Plus HSS launched a new product called the ETF Portal last year to bring primary dealers, issuers and service providers onto one platform. That should be a good preparation for the eventual launch of ETF Connect between Hong Kong and China.
BEST GLOBAL CUSTODIAN FOR ASSET OWNERS
BNY Mellon
In a trying year and increasingly unsettled markets for custodians, BNY Mellon solidified its status as a custodian for asset owners to rely on.
The US company enjoyed a major boost in its new assets under custody as a succession of new mandates led its total AUC in the region to hit $1.1 trillion at the end of 2018. Most notable in this total was BNY Mellon’s getting the public approval of Korea’s National Pension Service in September 2018 as a global custodian for fixed income. The $600 billion state pension provider was publicly stated its faith in BNY Mellon when picking it.

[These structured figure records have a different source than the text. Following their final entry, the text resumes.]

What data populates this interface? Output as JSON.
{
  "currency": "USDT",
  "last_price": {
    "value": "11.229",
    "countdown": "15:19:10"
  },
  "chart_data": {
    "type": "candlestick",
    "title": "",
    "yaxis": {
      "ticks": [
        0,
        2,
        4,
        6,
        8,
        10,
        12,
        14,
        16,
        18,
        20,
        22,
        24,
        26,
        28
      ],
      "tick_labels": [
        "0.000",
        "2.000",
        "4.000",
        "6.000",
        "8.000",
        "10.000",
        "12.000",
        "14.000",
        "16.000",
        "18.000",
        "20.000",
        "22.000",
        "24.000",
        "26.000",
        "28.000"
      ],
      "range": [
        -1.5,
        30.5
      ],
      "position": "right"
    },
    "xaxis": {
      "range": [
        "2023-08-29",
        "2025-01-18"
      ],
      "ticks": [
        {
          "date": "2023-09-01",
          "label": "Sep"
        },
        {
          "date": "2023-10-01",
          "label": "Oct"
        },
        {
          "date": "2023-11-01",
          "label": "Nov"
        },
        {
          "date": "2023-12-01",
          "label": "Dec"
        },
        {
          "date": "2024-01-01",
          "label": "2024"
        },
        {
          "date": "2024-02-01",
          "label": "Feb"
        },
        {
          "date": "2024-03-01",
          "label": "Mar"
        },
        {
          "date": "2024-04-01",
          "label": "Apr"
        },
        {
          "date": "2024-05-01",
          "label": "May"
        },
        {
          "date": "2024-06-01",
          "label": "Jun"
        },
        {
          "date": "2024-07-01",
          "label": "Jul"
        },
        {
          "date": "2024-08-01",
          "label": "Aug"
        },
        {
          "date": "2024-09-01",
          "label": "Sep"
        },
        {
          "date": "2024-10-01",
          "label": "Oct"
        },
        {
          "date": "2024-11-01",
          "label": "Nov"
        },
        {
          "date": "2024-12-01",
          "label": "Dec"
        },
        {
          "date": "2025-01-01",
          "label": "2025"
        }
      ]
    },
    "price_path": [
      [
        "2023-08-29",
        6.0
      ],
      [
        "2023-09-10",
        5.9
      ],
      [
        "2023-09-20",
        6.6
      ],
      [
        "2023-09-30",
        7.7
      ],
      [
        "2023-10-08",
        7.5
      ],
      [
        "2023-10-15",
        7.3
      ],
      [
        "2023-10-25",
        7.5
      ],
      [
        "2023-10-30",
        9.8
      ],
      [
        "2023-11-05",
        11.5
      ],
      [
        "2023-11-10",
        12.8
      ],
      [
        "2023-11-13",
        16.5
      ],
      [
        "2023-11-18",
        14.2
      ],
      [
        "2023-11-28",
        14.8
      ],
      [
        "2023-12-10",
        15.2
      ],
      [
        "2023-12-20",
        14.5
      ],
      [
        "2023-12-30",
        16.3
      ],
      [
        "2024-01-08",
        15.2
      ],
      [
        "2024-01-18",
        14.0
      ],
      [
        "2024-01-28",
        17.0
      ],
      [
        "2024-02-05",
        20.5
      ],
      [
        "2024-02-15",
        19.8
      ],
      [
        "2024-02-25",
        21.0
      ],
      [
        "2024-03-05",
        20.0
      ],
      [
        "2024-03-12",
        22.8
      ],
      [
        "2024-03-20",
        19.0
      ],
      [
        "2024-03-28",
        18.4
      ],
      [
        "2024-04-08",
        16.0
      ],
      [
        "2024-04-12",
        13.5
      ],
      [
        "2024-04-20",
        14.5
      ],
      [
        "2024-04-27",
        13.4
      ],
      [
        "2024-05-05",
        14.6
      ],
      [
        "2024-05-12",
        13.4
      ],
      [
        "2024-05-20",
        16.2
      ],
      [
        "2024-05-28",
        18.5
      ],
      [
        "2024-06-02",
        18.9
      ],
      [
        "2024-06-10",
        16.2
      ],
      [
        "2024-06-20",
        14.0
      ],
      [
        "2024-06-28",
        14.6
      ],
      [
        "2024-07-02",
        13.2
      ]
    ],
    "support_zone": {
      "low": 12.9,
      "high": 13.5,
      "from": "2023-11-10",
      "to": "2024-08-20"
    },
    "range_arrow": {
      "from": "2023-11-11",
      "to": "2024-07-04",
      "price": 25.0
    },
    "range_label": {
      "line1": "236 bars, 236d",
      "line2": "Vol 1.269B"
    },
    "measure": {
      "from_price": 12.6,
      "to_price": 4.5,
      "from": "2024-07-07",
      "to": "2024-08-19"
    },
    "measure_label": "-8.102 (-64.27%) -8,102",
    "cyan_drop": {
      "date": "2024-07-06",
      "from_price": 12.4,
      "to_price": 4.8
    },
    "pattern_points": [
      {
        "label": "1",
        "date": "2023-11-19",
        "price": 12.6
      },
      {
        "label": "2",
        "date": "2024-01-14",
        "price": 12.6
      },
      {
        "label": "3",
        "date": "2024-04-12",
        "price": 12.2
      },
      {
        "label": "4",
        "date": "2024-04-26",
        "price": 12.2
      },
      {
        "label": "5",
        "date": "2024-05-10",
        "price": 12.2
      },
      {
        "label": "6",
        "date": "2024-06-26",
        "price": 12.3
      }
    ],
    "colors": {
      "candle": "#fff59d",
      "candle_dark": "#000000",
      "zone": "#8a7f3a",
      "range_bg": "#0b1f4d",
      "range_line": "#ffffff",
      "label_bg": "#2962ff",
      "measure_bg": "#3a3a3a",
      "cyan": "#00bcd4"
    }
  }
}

It could also boast of onboarding a major Southeast Asian insurer, and offering another insurance client its Eagle ACCESS investment book of record solution. Added to that was a succession of other approvals, that ensured left BNY Mellon was a custodian to assets being operated by several central banks, most of the region’s largest sovereign wealth funds, and two of the region’s top five pension funds too. This included three sovereign wealth funds in the region, which used BNY Mellon to help support their securities lending programmes last year.
A big challenge for custodians in the future will be their ability to harness technology, making their services faster and their ability to show their clients their total risk exposures more real-time. To do this BNY Mellon has been investing globally, and it has a $2.4 billion budget on improving its technology.
This commitment has helped it form the cloud-based Risk View platform, which offers clients measuring tools to assess their portfolio fund and sub-portfolio risk reporting. This features as part of its Global Risk Solutions, which offers daily performance risk for clients – and increasingly important tool as more asset owners diversify their portfolios into new areas. These steps are likely to ensure BNY Mellon retains its appeal with the region’s institutional investors.
BEST BANK FOR CROSS-BORDER CUSTODY
BNP Paribas Securities Services
French bank BNPp Paribas Securities Services has been working on combining a global custodian role with aspects of local custodianship as well. And the bank has demonstrated its ability to help investors access investments across borders.
Over the past year BNP Paribas focused on expanding Hong Kong’s mutual recognition fund schemes, the passporting regime that allows approved funds based in the territory to be distributed into other geographies, and vice-versa. The French bank was the first custodian to provide access to the Hong Kong-Switzerland MRF, it has supported client fund distribution through the new Hong Kong-UK, Hong Kong-France and Hong Kong-Luxembourg links.
Other notable firsts for 2018 include the bank acting as the first custodian for a fund under the Asean CIS passporting scheme, while it has also held various forums on Asia Regional Fund Passporting Scheme, including hosting a roundtable on it in February.
BNP Paribas Securities Services has been active in the growing fund links with China too. It offers a multi-broker integrated settlement model for Stock Connect that guarantees delivery-versus-payment settlement, and its strength means that it now settles up to 15% of northbound Stock Connect deal flow each day.
For Bond Connect, BNP Paribas offers an FX settlement system that lets clients settle in onshore renminbi instead of the more common offshore CNH renminbi, a difference that helps reduce FX risk.
The bank has also expanded its settlement and custody activity for investors heading into the Chinese interbank bond market scheme, doubling its number of client accounts and seeing assets under custody rose by over 100% while its settlements volume increase five times over the previous year.